Posts Tagged Surry Hills
Unselected readings
Posted by megan in city, signs & symbols, wet cement on April 30th, 2010
In the ten years since I became obsessed with pavement inscriptions I’ve taken hundreds of photographs. With so many to choose from it’s not too hard to find examples to illustrate any point I might want to make when I write about the pavement as a medium for expression.
But what if I took a walk on an arbitrary route from an arbitrary starting point and photographed every picture, sign and scribble on the pavement along the way? Would that series of unselected inscriptions unfold as a coherent story?
I tried this as an experiment for the Open Fields forum at UTS (University of Technology, Sydney). I started in Surry Hills at a street with a very common name, Smith Street, and took a zig-zag route in a direction away from the centre of the city. I got as far as Waterloo, only about 2 km as the ibis flies, but I had taken more than 3 hours and photographed around 150 pavement inscriptions.
I made a slide show of these Unselected readings in the order in which I found them. But here’s a confession: although I stuck to my arbitrary rules for the day pretty well, I did stop photographing every manhole cover and every wet cement inscription, because there were so many of them.
What did I find out from this experiment? Well, perhaps I will talk about that in future blog entries.
Anarchy or acne?
Posted by megan in signs & symbols on February 5th, 2010
Survey marks on the paving are like an irruption from beneath, disfiguring the surface with a disturbing reminder of what is going on below. The city’s skin blemishes are spreading.
Pedestrian beware
Posted by megan in bicycles, territoriality on October 3rd, 2009

Wilson Street, Newtown
LOOK LEFT for motor vehicles. Oops! Sorry about the bicycle that just crashed into you from the right.
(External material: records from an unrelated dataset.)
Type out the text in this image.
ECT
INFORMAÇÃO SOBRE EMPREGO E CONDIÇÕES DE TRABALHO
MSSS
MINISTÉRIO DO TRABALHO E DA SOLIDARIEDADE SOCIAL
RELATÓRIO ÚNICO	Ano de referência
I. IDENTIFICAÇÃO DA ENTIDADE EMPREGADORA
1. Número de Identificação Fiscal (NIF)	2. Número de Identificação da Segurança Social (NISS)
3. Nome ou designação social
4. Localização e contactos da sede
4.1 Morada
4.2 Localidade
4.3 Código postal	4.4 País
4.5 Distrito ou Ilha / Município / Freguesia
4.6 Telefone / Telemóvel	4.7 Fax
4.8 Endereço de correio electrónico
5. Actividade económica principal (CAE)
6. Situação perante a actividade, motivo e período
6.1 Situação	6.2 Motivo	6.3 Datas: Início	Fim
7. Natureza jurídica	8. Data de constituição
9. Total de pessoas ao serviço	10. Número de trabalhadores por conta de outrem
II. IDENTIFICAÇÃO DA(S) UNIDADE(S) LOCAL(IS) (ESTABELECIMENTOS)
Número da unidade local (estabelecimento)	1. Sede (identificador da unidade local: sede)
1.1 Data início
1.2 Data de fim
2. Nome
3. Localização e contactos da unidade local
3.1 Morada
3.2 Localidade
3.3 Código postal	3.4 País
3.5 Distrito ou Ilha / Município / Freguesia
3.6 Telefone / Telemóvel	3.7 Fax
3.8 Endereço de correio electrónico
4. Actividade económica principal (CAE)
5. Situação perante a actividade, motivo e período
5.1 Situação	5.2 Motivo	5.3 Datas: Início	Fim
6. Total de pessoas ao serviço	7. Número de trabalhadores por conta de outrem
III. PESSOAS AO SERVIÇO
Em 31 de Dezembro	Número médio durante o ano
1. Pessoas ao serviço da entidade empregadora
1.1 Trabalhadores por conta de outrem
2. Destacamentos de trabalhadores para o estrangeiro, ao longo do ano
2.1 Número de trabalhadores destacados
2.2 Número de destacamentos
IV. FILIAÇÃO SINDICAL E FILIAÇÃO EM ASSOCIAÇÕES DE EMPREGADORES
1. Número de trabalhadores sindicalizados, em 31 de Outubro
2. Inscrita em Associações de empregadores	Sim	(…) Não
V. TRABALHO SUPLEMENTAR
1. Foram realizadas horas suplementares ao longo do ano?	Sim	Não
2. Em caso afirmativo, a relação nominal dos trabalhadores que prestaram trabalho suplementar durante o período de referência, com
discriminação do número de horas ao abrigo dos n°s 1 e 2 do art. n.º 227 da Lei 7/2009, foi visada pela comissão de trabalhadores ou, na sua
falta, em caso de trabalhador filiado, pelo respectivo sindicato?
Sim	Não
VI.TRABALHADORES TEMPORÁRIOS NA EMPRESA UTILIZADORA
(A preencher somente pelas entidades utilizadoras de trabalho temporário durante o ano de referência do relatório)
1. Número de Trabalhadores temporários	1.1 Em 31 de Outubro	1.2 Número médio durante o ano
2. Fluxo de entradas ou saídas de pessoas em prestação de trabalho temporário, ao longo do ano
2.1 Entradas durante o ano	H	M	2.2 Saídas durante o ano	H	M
Bourke Street, Surry Hills
Translation required
Posted by megan in animal life, chalk, mysteries on September 29th, 2009
I figured this sign was not meant for me. Some private joke or invitation, but still I was intrigued. Sat 1st? Yes, I got that – the previous Saturday was August 1st. Queen Street? King Street? Crown Street? No streets of that name anywhere near this spot, the corner of Ross and Hereford Streets, Forest Lodge (Glebe). And as for the upbeat insect? No idea.
A month later I found an answer of sorts in Cleveland Street, Surry Hills, some three or four kilometres away. A notice chalked in the same hand for Surry Hills Markets, always held in Crown Street on the first Saturday of the month. So the notice in Glebe was meant for me … and everyone else. But I still don’t get the ant.

Big love
Posted by megan in personal notices on July 4th, 2009
Every so often a large romantic message turns up on the pavement – sometimes on a country road, sometimes on a city street – turning private feelings into blaring headlines. Obviously premeditated and deliberately located so they will be seen by the object of affection (or disappointment), these messages can’t be compared with the miniature declarations of love made by wet cement opportunists. I believe they are generally written by males. Am I right?
Shane loves Bonnie was written in Wilson Street, Newtown, in 2008. I photographed Please come home I love you in Surry Hills in 2005 when it had been there for a long time.
I’ve written about public-personal notices in an article in the journal antiTHESIS.
Hicks, M. Hard feelings. antiTHESIS 19 Exhibitionism: 229-233.